An independent advisory panel unanimously approved a booster shot for Americans who have received both doses the Moderna COVID-19 vaccine. The shot will be recommended for those who are 65 and older as well as high-risk patients such as those who suffer from heart disease or breathing disorders.
The FDA is expected to accept that recommendation in a matter of days.
The Pfizer vaccine booster was approved in September. Another advisory committee to the Centers for Disease Control and Prevention that makes recommendations on how vaccines should be used is scheduled to meet Wednesday.
Booster shots have been controversial given the paucity of real-world experience with the vaccines. But clinical studies have shown a significant fall-off in the antibodies created by the vaccines to fight the coronavirus — enough so that those at risk for serious disease or death could benefit from a booster.
Some health experts have argued that there is not enough evidence to justify administering boosters to certain populations, especially younger, healthier people who, if they become infected, are likely to have asymptomatic or mild infections. But several Biden health officials believe it is important to reduce cases in vaccinated people, even if they do not result in hospitalization, to bring down the overall caseload.
At the start of Thursday’s advisory committee meeting, Peter Marks, director of the FDA’s Center for Biologics Evaluation and Research, outlined the potential rationale for boosters. He said all three of the vaccines available in the United States remain highly protective against severe outcomes but added that even milder cases may warrant prevention.
The CDC has reported that as of October 4, 2021, there have been 30,177 breakthrough infections out of 185 million fully vaccinated Americans. A breakthrough infection is defined as a fully vaccinated individual who contracts COVID-19.
A large percentage of those breakthrough cases were among those 65 and older and the immuno-compromised, such as transplant patients and people on chemotherapy treatment for cancer.
But the medical community is by no means unanimous in recommending a booster shot.
Several of the advisers pushed back on the notion that extra shots are needed for all Americans and said they worried the emphasis on boosters could distract from the potential of standard vaccine regimens to end the pandemic, which has killed more than 720,000 people in the United States.

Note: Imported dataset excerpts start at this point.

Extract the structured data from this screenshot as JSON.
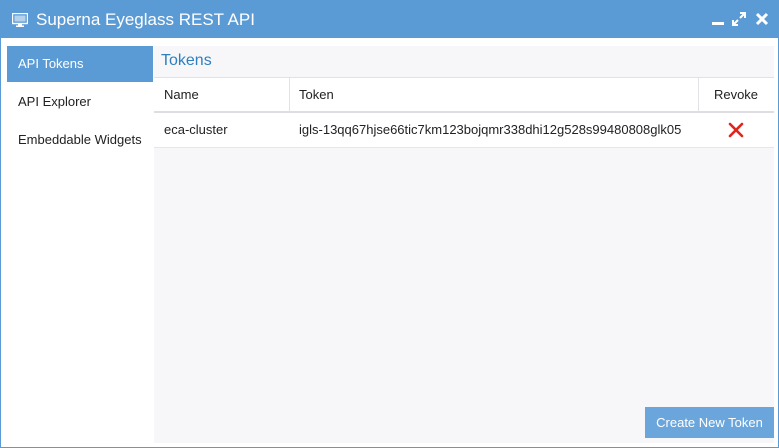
{
  "window": {
    "title": "Superna Eyeglass REST API",
    "icon": "monitor-icon",
    "controls": [
      "minimize-icon",
      "maximize-icon",
      "close-icon"
    ]
  },
  "sidebar": {
    "items": [
      {
        "label": "API Tokens",
        "active": true
      },
      {
        "label": "API Explorer",
        "active": false
      },
      {
        "label": "Embeddable Widgets",
        "active": false
      }
    ]
  },
  "main": {
    "title": "Tokens",
    "table": {
      "columns": [
        "Name",
        "Token",
        "Revoke"
      ],
      "rows": [
        {
          "name": "eca-cluster",
          "token": "igls-13qq67hjse66tic7km123bojqmr338dhi12g528s99480808glk05",
          "revoke_icon": "x-icon"
        }
      ]
    },
    "create_button_label": "Create New Token"
  },
  "colors": {
    "accent": "#5b9bd5",
    "title_text": "#2f7fbf",
    "revoke": "#e0251d",
    "button": "#6aa6dc"
  }
}
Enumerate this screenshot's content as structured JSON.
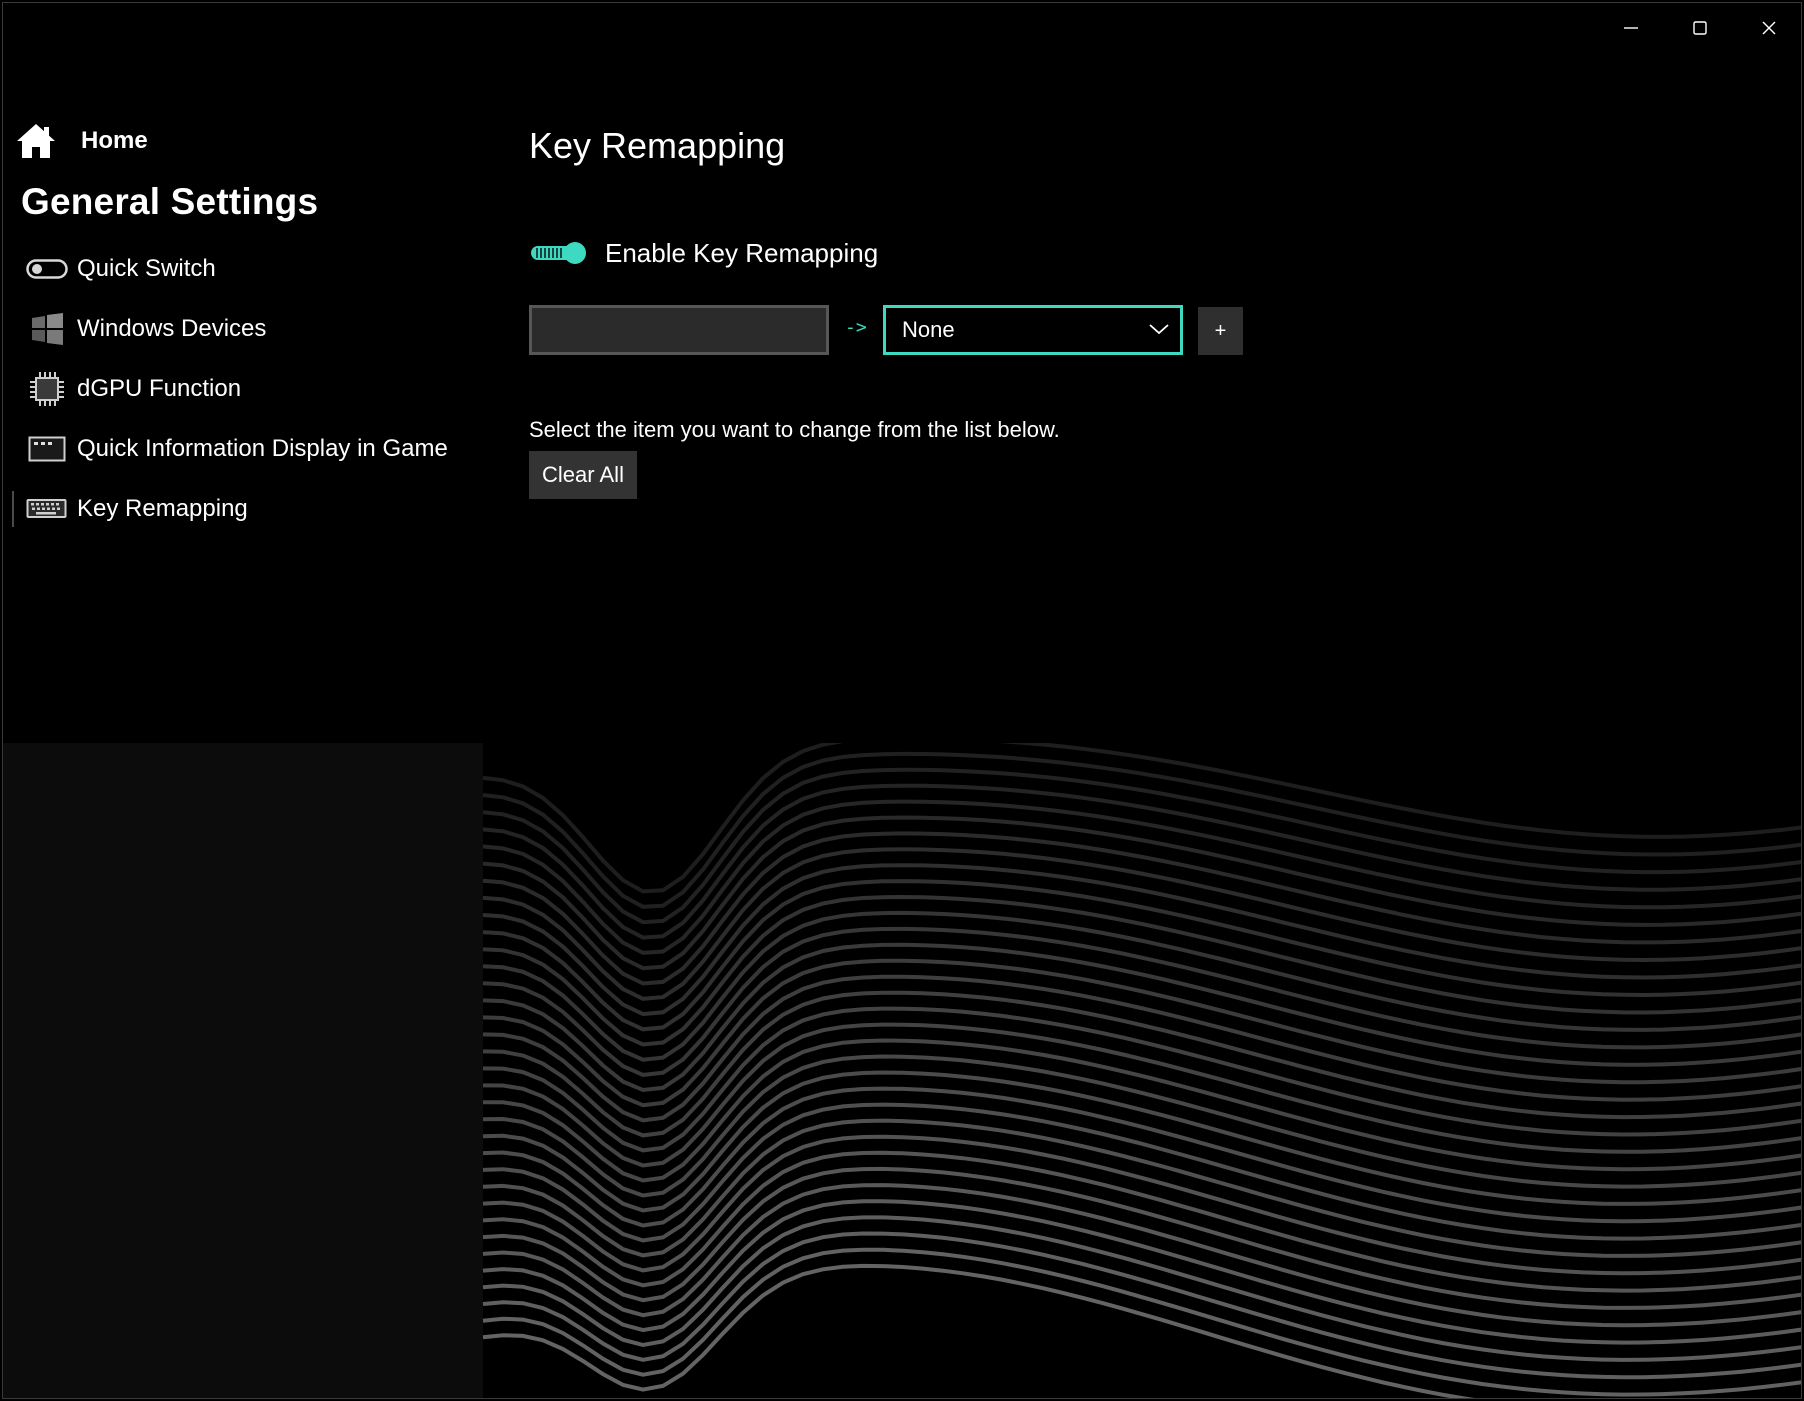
{
  "window": {
    "controls": {
      "minimize": "minimize",
      "maximize": "maximize",
      "close": "close"
    }
  },
  "sidebar": {
    "home_label": "Home",
    "section_title": "General Settings",
    "items": [
      {
        "label": "Quick Switch",
        "icon": "toggle-icon"
      },
      {
        "label": "Windows Devices",
        "icon": "windows-icon"
      },
      {
        "label": "dGPU Function",
        "icon": "chip-icon"
      },
      {
        "label": "Quick Information Display in Game",
        "icon": "display-icon"
      },
      {
        "label": "Key Remapping",
        "icon": "keyboard-icon",
        "active": true
      }
    ]
  },
  "main": {
    "title": "Key Remapping",
    "toggle": {
      "label": "Enable Key Remapping",
      "on": true
    },
    "remap": {
      "source_value": "",
      "arrow": "->",
      "target_value": "None",
      "add_label": "+"
    },
    "instruction": "Select the item you want to change from the list below.",
    "clear_all_label": "Clear All"
  },
  "colors": {
    "accent": "#3dd9c1",
    "background": "#000000",
    "input_bg": "#2b2b2b",
    "button_bg": "#333333"
  }
}
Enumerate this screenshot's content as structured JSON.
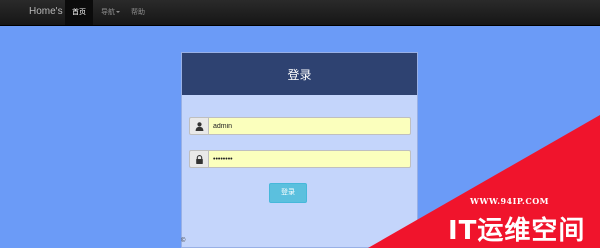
{
  "navbar": {
    "brand": "Home's",
    "items": [
      {
        "label": "首页",
        "active": true
      },
      {
        "label": "导航",
        "dropdown": true
      },
      {
        "label": "帮助"
      }
    ]
  },
  "login": {
    "title": "登录",
    "username": {
      "value": "admin",
      "icon": "user-icon"
    },
    "password": {
      "value": "wordpass",
      "icon": "lock-icon"
    },
    "submit_label": "登录"
  },
  "footer": {
    "copyright": "©"
  },
  "watermark": {
    "url": "WWW.94IP.COM",
    "name": "IT运维空间"
  },
  "colors": {
    "background": "#6b9bf7",
    "navbar": "#1f1f1f",
    "card_header": "#2e4271",
    "card_body": "#c4d5fb",
    "input_autofill": "#fbffbd",
    "button": "#5bc0de",
    "watermark": "#f0142c"
  }
}
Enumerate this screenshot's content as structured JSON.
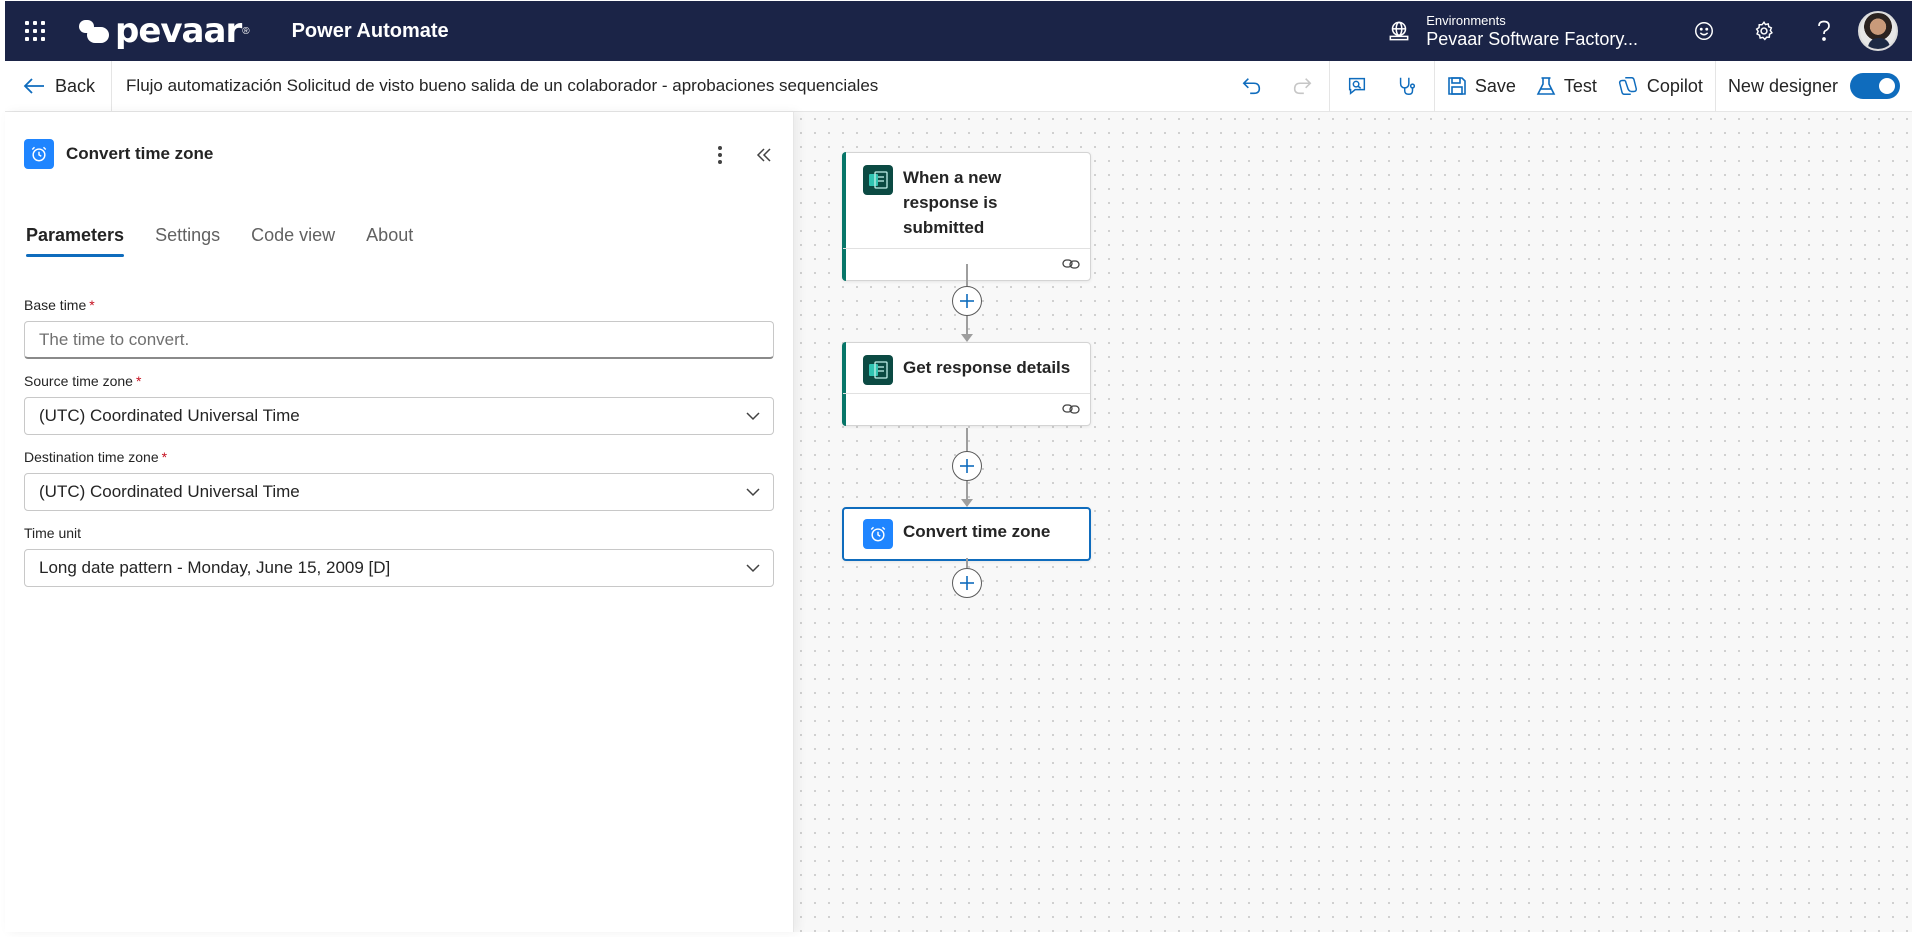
{
  "header": {
    "brand": "pevaar",
    "brand_reg": "®",
    "app_name": "Power Automate",
    "environment_label": "Environments",
    "environment_value": "Pevaar Software Factory..."
  },
  "commandbar": {
    "back_label": "Back",
    "flow_title": "Flujo automatización Solicitud de visto bueno salida de un colaborador - aprobaciones sequenciales",
    "save_label": "Save",
    "test_label": "Test",
    "copilot_label": "Copilot",
    "new_designer_label": "New designer",
    "new_designer_on": true
  },
  "panel": {
    "title": "Convert time zone",
    "tabs": [
      {
        "label": "Parameters",
        "active": true
      },
      {
        "label": "Settings",
        "active": false
      },
      {
        "label": "Code view",
        "active": false
      },
      {
        "label": "About",
        "active": false
      }
    ],
    "fields": {
      "base_time": {
        "label": "Base time",
        "required": "*",
        "placeholder": "The time to convert."
      },
      "source_tz": {
        "label": "Source time zone",
        "required": "*",
        "value": "(UTC) Coordinated Universal Time"
      },
      "dest_tz": {
        "label": "Destination time zone",
        "required": "*",
        "value": "(UTC) Coordinated Universal Time"
      },
      "time_unit": {
        "label": "Time unit",
        "value": "Long date pattern - Monday, June 15, 2009 [D]"
      }
    }
  },
  "flow": {
    "nodes": [
      {
        "title": "When a new response is submitted"
      },
      {
        "title": "Get response details"
      },
      {
        "title": "Convert time zone"
      }
    ]
  },
  "colors": {
    "header_bg": "#1b2447",
    "accent": "#0f6cbd",
    "forms_green": "#077568",
    "action_blue": "#1f85ff"
  }
}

“The effect of a booster is much less than vaccinating unvaccinated individuals — that means both here and abroad,” said Eric J. Rubin, editor of the New England Journal of Medicine and a member of the advisory committee. “If we want to get out of this thing, we’ve got to vaccinate the unvaccinated.”
The WHO has been criticizing the entire idea of booster shots, believing that boosters are a luxury in a world where so many have yet to be vaccinated. The booster is about half the dosage of the vaccine but the shipping and distribution problems for Third-World countries remain the biggest obstacle to vaccinating the world.
Both the Pfizer and the Moderna vaccines need to be stored at very low temperatures in specialized freezers. Once they are removed from the refrigeration units, they’re viable for only for a few days. This would make it impossible to vaccinate most of the world.
The Johnson & Johnson vaccine might be the answer. It needs only normal refrigeration to be shipped and stored. But J&J has had a lot of problems with very serious side effects and its future is in doubt.
The FDA will consider the Pfizer vaccine for children under 12 years old in the next few weeks and may approve its use on an emergency basis by the end of the month.